Poteram tecum hac Maecenatis sententia parem facere rationem, sed movebis mihi controversiam, si novi te, nec voles quod debeo in aspero et probo accipere. Ut se res habet, ab Epicuro versura facienda est. 'Ante' inquit 'circumspiciendum est cum quibus edas et bibas quam quid edas et bibas; nam sine amico visceratio leonis ac lupi vita est.'
Lucian, Saturnalia 3.34 (tr. H.W. and F.G. Fowler):
It is surely not so agreeable to gorge yourself alone, like a lion or an old wolf that has deserted the pack, as to have the company of well-bred people who do their best to make things pleasant. In the first place they banish dull silence from your table, and are ready with a good story, a harmless jest, or some other contribution to entertainment; that is the way to please the Gods of wine and love and beauty. And secondly they win you love by spreading abroad next morning your hospitable fame. These are things that would be cheap at a considerable price.
Plutarch, Convivial Questions 7.pr.1 (697 a, tr. T.C., rev.

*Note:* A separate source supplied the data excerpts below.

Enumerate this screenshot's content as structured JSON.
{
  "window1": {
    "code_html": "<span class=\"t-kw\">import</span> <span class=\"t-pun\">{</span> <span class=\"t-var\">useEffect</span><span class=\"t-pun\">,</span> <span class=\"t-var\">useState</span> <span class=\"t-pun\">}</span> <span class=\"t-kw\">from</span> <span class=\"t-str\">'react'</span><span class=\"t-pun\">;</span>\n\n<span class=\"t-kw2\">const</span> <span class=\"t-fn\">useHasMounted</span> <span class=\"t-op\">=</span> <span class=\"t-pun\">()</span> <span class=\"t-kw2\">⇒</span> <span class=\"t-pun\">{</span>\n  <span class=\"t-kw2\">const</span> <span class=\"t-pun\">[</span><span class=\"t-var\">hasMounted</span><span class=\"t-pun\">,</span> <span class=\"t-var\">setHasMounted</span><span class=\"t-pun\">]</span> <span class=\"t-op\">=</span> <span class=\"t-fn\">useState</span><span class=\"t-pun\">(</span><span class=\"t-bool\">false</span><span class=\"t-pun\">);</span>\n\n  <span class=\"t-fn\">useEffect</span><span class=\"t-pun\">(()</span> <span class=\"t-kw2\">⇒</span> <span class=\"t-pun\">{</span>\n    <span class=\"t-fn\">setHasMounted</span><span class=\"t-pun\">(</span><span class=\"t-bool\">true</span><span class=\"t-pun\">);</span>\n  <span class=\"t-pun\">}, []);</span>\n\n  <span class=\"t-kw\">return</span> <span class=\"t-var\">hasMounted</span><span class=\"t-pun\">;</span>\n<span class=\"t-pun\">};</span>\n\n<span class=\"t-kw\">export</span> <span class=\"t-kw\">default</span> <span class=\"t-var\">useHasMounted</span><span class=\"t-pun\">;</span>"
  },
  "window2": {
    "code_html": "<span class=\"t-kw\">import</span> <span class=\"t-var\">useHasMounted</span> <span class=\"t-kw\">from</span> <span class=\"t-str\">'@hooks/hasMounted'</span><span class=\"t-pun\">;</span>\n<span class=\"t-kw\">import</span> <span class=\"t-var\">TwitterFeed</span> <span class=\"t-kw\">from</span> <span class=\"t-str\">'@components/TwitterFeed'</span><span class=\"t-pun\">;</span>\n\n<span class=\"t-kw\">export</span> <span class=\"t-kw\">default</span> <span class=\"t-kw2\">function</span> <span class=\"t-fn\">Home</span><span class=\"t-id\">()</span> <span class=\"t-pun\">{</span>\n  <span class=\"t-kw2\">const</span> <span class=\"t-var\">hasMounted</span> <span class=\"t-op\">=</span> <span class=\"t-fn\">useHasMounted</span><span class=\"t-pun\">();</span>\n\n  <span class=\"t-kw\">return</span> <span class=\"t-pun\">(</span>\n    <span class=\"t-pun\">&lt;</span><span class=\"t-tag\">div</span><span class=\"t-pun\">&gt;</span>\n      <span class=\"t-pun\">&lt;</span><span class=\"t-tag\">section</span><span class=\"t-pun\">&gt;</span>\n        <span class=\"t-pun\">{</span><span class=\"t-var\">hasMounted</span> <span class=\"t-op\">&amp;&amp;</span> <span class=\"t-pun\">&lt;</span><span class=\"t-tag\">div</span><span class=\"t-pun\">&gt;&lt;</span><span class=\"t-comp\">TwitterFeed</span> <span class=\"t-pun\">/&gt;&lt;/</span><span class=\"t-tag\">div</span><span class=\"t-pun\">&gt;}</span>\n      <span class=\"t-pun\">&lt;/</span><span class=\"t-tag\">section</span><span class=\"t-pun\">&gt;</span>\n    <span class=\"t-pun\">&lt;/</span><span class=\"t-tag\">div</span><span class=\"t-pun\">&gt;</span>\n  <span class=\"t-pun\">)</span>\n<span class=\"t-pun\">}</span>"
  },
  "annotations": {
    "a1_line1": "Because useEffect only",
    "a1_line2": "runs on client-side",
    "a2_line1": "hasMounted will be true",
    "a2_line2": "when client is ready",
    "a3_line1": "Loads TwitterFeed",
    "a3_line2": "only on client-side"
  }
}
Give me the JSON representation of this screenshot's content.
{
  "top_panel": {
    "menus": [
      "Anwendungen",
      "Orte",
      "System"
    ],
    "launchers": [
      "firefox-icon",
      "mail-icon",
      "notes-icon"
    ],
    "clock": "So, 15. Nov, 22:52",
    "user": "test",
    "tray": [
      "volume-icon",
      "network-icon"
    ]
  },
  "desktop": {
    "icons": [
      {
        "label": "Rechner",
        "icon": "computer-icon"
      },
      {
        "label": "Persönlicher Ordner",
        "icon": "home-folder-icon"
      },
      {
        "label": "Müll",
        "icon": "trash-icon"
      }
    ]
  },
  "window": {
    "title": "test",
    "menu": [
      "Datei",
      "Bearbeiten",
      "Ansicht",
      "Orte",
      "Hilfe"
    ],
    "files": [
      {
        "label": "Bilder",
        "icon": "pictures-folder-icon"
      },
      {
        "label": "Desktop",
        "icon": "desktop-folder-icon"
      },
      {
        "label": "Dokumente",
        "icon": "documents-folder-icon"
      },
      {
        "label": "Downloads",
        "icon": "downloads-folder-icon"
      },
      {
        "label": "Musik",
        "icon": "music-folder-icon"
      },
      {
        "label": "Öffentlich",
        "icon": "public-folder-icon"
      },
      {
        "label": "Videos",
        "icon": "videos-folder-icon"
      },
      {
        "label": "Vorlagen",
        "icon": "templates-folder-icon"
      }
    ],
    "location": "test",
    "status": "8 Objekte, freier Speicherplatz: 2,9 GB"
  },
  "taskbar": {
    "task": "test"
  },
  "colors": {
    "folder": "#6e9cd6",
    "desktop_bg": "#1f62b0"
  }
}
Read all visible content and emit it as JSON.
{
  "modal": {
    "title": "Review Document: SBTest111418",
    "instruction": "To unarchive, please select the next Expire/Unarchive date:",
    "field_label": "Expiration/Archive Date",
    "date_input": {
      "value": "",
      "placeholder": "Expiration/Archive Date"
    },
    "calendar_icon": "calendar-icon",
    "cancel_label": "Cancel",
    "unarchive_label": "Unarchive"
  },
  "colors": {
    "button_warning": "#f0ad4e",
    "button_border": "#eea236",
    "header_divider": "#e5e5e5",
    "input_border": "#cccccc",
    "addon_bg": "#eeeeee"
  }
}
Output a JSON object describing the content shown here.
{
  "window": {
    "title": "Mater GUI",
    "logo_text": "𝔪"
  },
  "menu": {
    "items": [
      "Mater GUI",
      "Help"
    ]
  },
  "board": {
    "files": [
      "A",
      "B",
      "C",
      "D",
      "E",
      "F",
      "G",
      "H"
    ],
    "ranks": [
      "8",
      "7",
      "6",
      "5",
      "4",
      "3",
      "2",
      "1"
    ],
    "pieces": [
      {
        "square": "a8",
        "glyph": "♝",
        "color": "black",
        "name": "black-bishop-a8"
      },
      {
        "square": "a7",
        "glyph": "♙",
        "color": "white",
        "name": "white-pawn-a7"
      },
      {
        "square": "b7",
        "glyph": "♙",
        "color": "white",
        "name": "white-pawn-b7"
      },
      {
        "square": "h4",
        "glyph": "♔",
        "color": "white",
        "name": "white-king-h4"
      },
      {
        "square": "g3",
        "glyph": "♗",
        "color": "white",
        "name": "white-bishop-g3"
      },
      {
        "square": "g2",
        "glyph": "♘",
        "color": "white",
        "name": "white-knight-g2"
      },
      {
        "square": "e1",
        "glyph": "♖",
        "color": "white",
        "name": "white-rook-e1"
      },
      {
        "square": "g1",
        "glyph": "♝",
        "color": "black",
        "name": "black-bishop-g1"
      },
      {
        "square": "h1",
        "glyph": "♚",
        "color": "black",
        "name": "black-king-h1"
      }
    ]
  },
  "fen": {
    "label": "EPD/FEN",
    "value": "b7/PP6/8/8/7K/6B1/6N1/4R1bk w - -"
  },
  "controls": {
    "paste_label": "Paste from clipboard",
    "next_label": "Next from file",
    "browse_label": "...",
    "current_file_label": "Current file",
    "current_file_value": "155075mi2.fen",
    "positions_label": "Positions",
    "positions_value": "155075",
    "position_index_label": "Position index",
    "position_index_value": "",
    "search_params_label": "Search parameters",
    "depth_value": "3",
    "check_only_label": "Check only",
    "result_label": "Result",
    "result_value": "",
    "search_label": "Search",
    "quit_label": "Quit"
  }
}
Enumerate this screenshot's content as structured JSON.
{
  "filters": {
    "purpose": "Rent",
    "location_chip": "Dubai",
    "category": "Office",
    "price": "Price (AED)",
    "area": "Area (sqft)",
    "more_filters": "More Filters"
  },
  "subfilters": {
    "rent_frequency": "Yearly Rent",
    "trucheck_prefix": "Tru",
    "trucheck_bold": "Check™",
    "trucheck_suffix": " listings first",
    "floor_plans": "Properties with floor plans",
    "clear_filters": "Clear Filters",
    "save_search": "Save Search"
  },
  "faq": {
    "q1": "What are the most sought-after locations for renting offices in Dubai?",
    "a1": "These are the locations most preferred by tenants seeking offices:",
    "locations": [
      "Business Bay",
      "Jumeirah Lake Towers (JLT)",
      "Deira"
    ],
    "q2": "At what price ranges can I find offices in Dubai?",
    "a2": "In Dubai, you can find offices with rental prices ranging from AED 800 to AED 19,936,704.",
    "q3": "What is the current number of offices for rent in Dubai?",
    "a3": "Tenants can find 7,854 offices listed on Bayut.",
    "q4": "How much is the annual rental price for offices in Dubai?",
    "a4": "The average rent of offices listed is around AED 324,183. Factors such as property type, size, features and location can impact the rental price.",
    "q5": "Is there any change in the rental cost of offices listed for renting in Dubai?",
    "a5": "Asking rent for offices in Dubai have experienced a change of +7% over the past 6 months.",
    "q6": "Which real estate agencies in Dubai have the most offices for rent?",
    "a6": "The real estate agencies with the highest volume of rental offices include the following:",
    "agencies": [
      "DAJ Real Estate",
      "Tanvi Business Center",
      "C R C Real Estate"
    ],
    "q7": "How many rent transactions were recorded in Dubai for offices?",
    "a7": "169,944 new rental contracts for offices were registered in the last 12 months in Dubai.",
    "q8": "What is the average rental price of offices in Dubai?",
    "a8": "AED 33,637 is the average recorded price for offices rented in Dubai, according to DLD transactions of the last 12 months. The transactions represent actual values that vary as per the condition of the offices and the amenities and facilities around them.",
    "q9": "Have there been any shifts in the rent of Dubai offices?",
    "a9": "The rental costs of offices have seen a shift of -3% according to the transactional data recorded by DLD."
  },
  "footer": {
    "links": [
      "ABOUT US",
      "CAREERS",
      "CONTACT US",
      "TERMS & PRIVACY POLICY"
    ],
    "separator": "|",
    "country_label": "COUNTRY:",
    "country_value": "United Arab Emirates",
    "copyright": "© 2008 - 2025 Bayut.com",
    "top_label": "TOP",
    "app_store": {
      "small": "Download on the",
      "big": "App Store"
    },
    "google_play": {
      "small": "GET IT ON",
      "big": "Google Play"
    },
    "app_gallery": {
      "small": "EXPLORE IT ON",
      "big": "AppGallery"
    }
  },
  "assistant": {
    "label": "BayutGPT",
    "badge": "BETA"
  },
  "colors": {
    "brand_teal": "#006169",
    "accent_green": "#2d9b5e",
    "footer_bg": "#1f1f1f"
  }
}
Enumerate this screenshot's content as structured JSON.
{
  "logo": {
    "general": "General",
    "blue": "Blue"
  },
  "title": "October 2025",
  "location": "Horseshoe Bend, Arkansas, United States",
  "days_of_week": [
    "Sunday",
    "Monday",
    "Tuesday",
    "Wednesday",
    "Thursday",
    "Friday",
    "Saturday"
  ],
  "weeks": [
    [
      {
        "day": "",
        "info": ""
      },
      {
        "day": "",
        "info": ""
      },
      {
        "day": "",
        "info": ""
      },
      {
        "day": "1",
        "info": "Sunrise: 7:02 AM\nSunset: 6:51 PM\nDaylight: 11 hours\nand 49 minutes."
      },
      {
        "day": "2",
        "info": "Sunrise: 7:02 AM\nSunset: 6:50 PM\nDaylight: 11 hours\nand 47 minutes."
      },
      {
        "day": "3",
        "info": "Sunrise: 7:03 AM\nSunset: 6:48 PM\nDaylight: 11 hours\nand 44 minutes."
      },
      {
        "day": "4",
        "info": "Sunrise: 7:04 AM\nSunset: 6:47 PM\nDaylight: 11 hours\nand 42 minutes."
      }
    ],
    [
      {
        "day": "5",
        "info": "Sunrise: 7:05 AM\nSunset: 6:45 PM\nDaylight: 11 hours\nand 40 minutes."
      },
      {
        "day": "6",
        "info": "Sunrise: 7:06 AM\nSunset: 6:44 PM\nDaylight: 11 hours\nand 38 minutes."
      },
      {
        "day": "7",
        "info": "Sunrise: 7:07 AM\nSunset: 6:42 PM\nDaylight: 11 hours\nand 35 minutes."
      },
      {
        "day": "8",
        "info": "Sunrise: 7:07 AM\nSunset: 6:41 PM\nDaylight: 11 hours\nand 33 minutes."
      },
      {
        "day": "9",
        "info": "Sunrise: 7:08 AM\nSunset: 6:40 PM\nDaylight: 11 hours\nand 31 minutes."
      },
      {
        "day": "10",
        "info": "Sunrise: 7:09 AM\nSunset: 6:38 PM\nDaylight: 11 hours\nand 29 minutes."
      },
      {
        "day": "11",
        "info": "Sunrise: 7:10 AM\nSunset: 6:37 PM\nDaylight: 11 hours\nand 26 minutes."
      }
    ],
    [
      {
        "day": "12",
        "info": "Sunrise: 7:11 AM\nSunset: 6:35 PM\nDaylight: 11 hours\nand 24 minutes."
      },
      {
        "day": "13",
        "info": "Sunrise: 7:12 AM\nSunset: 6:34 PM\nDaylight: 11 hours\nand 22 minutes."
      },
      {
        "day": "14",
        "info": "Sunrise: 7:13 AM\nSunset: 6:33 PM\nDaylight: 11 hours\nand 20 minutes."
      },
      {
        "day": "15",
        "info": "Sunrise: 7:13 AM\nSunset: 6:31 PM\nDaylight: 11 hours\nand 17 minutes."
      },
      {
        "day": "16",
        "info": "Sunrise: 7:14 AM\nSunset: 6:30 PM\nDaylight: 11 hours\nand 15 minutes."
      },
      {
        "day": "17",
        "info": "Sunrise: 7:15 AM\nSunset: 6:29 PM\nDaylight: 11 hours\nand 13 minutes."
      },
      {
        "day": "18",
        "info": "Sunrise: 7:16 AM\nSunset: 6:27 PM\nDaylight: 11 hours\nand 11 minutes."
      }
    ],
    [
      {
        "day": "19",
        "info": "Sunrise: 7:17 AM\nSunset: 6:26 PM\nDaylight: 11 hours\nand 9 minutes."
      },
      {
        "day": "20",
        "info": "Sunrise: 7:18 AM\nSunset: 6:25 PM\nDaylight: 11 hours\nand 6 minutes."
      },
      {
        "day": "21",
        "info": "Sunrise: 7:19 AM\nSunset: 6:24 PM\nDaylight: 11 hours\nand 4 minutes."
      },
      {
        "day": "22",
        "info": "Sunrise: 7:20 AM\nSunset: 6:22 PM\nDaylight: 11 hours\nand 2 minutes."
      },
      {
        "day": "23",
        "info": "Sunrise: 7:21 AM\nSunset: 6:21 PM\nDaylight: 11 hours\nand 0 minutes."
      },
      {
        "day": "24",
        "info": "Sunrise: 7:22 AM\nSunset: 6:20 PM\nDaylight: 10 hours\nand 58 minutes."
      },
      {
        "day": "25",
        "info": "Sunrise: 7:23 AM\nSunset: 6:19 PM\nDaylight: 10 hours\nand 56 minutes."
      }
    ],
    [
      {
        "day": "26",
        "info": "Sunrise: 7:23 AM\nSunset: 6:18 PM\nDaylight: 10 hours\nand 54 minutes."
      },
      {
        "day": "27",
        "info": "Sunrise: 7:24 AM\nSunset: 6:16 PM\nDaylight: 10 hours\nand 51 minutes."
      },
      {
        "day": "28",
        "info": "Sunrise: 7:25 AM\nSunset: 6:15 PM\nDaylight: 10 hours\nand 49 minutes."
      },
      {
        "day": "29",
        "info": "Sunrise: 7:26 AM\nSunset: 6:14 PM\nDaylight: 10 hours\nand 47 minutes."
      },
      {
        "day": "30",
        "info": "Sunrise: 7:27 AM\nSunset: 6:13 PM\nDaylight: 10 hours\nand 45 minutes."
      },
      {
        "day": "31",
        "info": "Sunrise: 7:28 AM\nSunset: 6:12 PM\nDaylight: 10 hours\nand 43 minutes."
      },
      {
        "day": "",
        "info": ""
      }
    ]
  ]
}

William W. Goodwin):
The Romans, Sossius Senecio, remember a pretty saying of a pleasant man and good companion, who supping alone said that he had eaten today, but not supped; as if a supper always wanted company and agreement to make it palatable and pleasing.
These examples come from John E.B. Mayor's commentary on Juvenal 1.95. Mayor has other references, which I'll try to track down later.